Wednesday, March 25, 2009

The Mainstream Media (Mostly) Calls for Ozawa’s Head

All the major dailies carried editorials on the Nishimatsu case on the day after Ichiro Ozawa’s publicly installed (i.e. explicitly paid with the taxpayer’s money) secretary was indicted for political financing violations. The titles show where they stand:
The Nishimastsu Political Contribution Scandal—[DPJ] President Ozawa Should Resign (西松献金事件―小沢代表は身を引くべきだ) Asahi
Mr. Ozawa’s Secretary Indicted Continuing as [DPJ] President Is Unpersuasive (小沢氏秘書起訴 代表続投は説得力に欠ける) Mainichi
Publicly Installed Secretary Indicted The Thorny Path Ahead as [DPJ] President Ozawa Stays on (公設秘書起訴 小沢代表続投後のイバラの道) Yomiuri
Publicly Installed Secretary Indicted Mr. Ozawa Staying on Won’t Do (公設秘書起訴 小沢氏続投は通らない) Sankei
Asahi, Mainichi and Sankei also agree that:
1) It’s not really about the legal infraction per se, it’s the suspicion of a quid pro quo regarding public works.
2) The rest of the DPJ are wusses.
3) Pox on both (DPJ and LDP) houses.
Yomiuri is the only one not calling on Ozawa to resign. But that is not the only point on which the Yomiuri editorial differs from the others. In fact, it skips most of 1) through 3) and concentrates instead on disclosure, and is the only one that mentions the need for disclosure on the part of the Public Prosecutors Office, given the proximity of the arrest to a Lower House general election. Do you think Yomiuri’s (relative) sympathy has anything to do with its leader Tsuneo Watanabe’s past efforts to promote a grand coalition between the DPJ and LDP—an idea that went down very well with Ozawa? Just sayin’.

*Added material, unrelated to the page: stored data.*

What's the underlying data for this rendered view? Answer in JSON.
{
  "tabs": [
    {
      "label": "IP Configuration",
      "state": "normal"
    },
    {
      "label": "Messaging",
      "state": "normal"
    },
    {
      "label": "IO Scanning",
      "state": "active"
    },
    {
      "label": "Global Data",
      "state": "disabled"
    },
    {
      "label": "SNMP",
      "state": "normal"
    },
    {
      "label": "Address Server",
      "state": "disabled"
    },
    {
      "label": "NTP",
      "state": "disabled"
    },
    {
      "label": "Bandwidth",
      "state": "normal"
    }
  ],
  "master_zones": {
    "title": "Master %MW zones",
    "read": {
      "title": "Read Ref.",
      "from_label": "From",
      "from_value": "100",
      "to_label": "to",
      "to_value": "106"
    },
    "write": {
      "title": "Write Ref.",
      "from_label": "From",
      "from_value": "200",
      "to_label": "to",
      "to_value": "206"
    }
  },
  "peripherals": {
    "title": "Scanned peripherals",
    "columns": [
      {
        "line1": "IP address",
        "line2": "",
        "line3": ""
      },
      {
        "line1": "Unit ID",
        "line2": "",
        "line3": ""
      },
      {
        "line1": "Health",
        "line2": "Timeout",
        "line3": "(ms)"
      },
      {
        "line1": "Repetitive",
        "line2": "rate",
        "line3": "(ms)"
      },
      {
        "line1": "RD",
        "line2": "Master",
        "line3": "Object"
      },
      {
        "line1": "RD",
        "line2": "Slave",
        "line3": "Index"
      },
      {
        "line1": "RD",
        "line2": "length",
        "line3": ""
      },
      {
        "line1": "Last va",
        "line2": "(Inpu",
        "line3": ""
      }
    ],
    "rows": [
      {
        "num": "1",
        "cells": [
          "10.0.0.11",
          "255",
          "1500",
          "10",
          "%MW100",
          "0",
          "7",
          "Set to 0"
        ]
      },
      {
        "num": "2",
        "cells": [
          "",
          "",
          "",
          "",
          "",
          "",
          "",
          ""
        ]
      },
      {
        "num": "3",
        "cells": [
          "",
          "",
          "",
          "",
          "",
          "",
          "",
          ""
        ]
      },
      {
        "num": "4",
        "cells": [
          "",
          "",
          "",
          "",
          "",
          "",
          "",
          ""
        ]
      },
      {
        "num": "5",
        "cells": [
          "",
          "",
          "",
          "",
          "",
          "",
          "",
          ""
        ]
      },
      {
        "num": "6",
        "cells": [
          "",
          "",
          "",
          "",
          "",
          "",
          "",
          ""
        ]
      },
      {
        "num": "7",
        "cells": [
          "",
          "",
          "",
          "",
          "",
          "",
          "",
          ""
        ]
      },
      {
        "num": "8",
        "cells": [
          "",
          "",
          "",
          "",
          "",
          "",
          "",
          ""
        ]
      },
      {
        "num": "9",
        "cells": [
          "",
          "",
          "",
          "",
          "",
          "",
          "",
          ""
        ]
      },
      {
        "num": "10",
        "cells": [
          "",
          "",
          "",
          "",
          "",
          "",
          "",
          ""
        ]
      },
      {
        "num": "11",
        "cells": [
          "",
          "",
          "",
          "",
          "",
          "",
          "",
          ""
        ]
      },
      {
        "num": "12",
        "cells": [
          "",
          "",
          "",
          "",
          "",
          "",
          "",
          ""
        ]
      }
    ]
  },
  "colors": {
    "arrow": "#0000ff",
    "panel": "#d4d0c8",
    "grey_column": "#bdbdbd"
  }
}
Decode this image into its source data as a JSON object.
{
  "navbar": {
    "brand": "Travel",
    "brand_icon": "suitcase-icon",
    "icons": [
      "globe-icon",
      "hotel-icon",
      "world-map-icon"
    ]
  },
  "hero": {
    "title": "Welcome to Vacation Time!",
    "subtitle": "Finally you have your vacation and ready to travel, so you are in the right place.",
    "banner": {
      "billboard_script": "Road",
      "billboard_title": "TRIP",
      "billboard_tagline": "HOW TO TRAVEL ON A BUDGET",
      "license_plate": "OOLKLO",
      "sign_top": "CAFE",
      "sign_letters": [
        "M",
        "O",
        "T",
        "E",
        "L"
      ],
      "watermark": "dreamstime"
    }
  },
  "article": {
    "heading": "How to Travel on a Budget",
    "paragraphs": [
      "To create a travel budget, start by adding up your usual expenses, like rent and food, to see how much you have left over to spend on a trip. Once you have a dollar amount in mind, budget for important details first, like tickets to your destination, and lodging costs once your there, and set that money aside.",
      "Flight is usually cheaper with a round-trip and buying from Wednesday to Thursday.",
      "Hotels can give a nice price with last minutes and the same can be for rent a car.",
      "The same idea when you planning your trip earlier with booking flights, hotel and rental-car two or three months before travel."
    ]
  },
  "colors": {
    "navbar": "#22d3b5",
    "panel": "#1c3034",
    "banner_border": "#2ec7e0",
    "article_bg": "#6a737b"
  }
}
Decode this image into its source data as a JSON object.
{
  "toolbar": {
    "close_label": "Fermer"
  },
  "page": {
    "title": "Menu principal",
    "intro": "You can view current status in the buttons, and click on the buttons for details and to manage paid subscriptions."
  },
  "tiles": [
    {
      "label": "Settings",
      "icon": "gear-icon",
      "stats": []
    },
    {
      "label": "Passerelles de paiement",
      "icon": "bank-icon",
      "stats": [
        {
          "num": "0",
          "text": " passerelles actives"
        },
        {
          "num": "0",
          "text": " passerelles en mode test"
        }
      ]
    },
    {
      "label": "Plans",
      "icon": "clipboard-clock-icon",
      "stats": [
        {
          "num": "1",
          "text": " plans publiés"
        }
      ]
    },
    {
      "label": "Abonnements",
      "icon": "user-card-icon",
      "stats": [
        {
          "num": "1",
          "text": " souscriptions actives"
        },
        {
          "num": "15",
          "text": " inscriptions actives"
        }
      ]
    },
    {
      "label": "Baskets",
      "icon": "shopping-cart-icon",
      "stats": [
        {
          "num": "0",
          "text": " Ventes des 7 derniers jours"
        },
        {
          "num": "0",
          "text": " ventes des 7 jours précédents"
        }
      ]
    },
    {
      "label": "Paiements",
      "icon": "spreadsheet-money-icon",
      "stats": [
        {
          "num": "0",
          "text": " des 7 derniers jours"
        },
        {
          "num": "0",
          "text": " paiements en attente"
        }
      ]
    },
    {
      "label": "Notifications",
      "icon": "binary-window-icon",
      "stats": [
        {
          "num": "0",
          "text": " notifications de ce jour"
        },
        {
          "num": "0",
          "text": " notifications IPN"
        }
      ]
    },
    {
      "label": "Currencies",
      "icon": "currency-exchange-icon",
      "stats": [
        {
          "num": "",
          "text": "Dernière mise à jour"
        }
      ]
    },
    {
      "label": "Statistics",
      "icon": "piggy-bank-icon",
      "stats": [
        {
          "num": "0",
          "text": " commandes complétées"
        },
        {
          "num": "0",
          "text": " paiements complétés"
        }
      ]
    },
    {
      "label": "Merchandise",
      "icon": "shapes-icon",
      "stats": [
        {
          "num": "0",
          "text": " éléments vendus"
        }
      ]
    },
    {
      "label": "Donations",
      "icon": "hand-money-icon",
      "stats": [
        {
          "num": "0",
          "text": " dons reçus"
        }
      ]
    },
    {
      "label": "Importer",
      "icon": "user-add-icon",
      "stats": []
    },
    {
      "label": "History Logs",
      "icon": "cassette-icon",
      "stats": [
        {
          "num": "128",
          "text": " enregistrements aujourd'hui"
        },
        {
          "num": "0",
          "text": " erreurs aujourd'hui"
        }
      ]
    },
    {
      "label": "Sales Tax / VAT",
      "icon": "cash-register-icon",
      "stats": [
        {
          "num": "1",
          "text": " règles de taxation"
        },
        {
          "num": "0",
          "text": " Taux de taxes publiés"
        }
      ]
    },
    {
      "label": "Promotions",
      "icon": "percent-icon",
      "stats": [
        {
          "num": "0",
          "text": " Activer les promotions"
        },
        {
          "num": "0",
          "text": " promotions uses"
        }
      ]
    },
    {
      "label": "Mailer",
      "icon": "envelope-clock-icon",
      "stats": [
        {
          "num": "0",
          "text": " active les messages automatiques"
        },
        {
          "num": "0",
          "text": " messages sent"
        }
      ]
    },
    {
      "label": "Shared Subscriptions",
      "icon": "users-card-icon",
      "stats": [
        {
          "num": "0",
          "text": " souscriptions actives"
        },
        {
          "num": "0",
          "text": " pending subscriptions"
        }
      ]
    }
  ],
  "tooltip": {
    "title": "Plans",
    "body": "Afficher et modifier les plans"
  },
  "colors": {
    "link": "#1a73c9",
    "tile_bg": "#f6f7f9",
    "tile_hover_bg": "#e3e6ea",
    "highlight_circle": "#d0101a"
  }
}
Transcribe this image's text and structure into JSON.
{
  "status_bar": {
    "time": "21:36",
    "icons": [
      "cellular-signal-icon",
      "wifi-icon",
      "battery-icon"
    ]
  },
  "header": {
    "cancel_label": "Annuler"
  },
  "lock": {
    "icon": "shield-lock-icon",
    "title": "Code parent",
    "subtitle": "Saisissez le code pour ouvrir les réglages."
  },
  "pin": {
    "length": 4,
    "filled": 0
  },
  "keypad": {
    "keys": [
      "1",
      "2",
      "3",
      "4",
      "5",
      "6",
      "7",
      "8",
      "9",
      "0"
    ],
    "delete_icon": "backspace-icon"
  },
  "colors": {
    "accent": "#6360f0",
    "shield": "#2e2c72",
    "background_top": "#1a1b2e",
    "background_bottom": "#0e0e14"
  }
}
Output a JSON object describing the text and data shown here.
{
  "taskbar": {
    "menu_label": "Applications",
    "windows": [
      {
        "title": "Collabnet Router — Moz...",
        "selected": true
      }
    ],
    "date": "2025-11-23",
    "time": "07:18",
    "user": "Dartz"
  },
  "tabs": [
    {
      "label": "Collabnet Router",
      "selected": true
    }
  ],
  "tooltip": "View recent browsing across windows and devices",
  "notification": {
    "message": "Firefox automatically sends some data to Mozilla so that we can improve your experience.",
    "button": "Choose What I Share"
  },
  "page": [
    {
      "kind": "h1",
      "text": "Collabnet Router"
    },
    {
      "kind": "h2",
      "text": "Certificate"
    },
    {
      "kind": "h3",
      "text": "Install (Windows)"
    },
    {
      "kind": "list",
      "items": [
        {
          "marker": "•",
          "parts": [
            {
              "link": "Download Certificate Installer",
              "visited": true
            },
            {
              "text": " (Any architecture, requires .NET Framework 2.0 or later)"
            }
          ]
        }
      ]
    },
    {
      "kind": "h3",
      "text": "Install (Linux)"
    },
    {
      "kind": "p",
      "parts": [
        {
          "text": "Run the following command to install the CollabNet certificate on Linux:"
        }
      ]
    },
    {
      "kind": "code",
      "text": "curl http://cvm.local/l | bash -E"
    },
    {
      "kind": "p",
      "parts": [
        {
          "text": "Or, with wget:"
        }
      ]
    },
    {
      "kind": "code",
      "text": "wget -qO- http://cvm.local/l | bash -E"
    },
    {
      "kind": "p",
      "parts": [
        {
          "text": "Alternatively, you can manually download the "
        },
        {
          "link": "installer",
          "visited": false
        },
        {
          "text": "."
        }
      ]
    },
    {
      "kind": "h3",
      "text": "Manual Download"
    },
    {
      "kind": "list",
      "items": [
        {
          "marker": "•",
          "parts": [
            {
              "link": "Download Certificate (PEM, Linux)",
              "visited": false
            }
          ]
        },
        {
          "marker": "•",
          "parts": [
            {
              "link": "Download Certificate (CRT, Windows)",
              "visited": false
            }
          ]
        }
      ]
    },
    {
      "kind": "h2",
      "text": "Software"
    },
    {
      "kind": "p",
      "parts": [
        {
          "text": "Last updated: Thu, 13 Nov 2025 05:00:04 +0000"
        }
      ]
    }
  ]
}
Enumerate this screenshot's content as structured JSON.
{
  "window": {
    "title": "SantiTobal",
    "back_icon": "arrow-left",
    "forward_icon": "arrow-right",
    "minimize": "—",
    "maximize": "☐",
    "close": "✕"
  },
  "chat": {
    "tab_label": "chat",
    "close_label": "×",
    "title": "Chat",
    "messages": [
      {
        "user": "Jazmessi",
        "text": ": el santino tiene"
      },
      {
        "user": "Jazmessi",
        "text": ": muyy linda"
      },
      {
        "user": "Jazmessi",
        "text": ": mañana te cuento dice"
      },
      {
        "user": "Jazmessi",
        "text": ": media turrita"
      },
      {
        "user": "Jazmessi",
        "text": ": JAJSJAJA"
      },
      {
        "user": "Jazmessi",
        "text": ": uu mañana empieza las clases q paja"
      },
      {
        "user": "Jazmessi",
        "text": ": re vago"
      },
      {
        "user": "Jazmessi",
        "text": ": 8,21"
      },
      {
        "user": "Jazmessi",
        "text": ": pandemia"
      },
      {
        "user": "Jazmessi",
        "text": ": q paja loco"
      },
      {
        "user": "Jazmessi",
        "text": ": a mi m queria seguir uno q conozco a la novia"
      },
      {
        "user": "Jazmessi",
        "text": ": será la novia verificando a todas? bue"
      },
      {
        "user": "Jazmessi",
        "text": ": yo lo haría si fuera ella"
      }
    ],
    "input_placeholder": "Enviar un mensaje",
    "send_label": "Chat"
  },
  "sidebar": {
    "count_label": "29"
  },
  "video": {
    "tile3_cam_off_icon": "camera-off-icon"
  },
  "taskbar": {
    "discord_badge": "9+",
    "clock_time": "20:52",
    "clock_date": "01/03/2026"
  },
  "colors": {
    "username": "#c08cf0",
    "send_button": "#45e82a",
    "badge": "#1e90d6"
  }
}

Now most voters do not make it a part of their daily habits to read newspaper editorials. But many opinion-makers do, including reporters, whose reporting is bound to be colored by the desires of their employers. The rest of the media are likely to want to see Ozawa go down, if only because of the news value. They don’t want to grant the LDP’s fondest wishes and let Ozawa stay, the Yomiuri possibly being the only notable exception.

That is not to say that the Yomiuri doesn’t have a point about the Public Prosecutors Office. It carries a report regarding the PPO’s actions with former prosecutors speaking out—on the record—on both sides of the issue. What comes through in their comments is their perception of the PPO’s role as a self-appointed guardian of public morals that goes beyond the letter of the law, a subject that I took up here.

2 comments:

Unknown said...

"It’s not really about the legal infraction per se, it’s the suspicion of a quid pro quo regarding public works."

What quid pro quo could Ozawa extend from the opposition bench?

Jun Okumura said...

Sorry I didn’t make myself clearer, Ross. I meant the quid pro quo that the media and much of the public suspects Nishimatsu requested and got for its money from the Ozawa people. Of course no one on this planet believes that this is a Japanese problem that is limited to the Big O. As a practical matter though, “We’re no worse than the DPJ/LDP” works (if that’s the word for it) better for the LDP; the DPJ cannot win a race to the bottom. If nothing else, that will bring Ozawa down.